Tuesday, November 12, 2019

Tuesday, 11/12


Sometimes I hafta chuckle and wonder if it's gone just a little too far.

You know how many foods now advertise themselves as “Gluten Free”? In some ways, it's a good thing. It allows people with Celiac disease—people who can't digest gluten, the protein found in wheat—to avoid the foods that cause them problems. That's a good thing. But only one percent of America's population has Celiac disease. For the other 99 percent of us, it doesn't matter if our food has gluten or not. But don't tell that to people who've been convinced that they shouldn't eat it.

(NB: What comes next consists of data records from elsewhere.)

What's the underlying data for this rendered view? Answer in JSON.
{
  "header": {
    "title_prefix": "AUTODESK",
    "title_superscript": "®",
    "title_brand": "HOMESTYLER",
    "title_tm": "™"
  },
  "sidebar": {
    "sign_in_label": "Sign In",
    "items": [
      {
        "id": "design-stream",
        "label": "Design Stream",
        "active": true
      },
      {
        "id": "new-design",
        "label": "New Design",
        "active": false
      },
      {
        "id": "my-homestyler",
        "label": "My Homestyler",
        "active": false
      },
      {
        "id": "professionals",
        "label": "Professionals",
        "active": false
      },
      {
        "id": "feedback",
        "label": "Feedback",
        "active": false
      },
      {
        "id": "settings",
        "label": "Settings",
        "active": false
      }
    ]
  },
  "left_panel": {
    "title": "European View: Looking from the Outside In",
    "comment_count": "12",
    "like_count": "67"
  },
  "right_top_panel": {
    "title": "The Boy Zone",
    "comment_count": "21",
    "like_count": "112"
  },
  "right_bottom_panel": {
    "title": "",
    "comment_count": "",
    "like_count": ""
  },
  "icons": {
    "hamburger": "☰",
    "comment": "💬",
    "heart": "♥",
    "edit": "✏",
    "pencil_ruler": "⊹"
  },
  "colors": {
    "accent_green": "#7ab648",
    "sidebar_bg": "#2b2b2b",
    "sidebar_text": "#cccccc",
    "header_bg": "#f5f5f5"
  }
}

And that's why you see so many things advertised as “Gluten Free”.

This all came to the fore when I discovered I was almost out of ibuprofen this past weekend. Since we were going to Meijer anyway, I picked up a bottle. When I opened it, I saw this--



That's right. My pain reliever is gluten free. Good to know.

Now, the only reason I'm ranting about this is that because there's no logic to it. I can understand why food is labeled as “gluten free”, at least for the one percent of people who can't physically handle gluten. I'm all for that. But I kinda hafta wonder if the mania over things being labeled “gluten free” has maybe, just maybe, gone a little overboard. Gluten comes from wheat. When you see something like medicine, which doesn't come from wheat, or a bottle of water, which last time I checked also doesn't come from wheat, being labeled gluten free, you kinda hafta wonder when the medical people stopped labeling things and the marketing people took over.

Really, you do.

It's funny; you can actually walk through a grocery store these days and laugh at everything labeled “gluten free”. I saw a box of tea labeled “gluten free”. I saw a bag of rice labeled “gluten free”. And aside from the bottle of water, I even saw a bag of salmon labeled “gluten free”. It makes no logical sense; if you know what gluten is, it's obvious none of those contain any sort of gluten. But because people have been told gluten is “bad”, without even knowing what it is, they'll make sure they buy products that don't contain it.

Even if those products, like bottled water, salmon, or my ibuprofen, wouldn't have a shred of gluten in it anyway. And more often than not? Those products cost just a little more than the exact same items NOT labeled “gluten free”.

Like I said, I'm not anti-gluten free. If you wanna buy gluten-free products, go ahead. Have at it. But just be aware that gluten comes from wheat. If a product didn't have wheat it in to begin with, it was naturally gluten free to start with. Just because it's labeled “gluten-free” doesn't mean it's anything special. It just means it doesn't have wheat in it. And if you're paying more for it just because it's “Gluten Free”, well...

That's all I'm gonna say about that.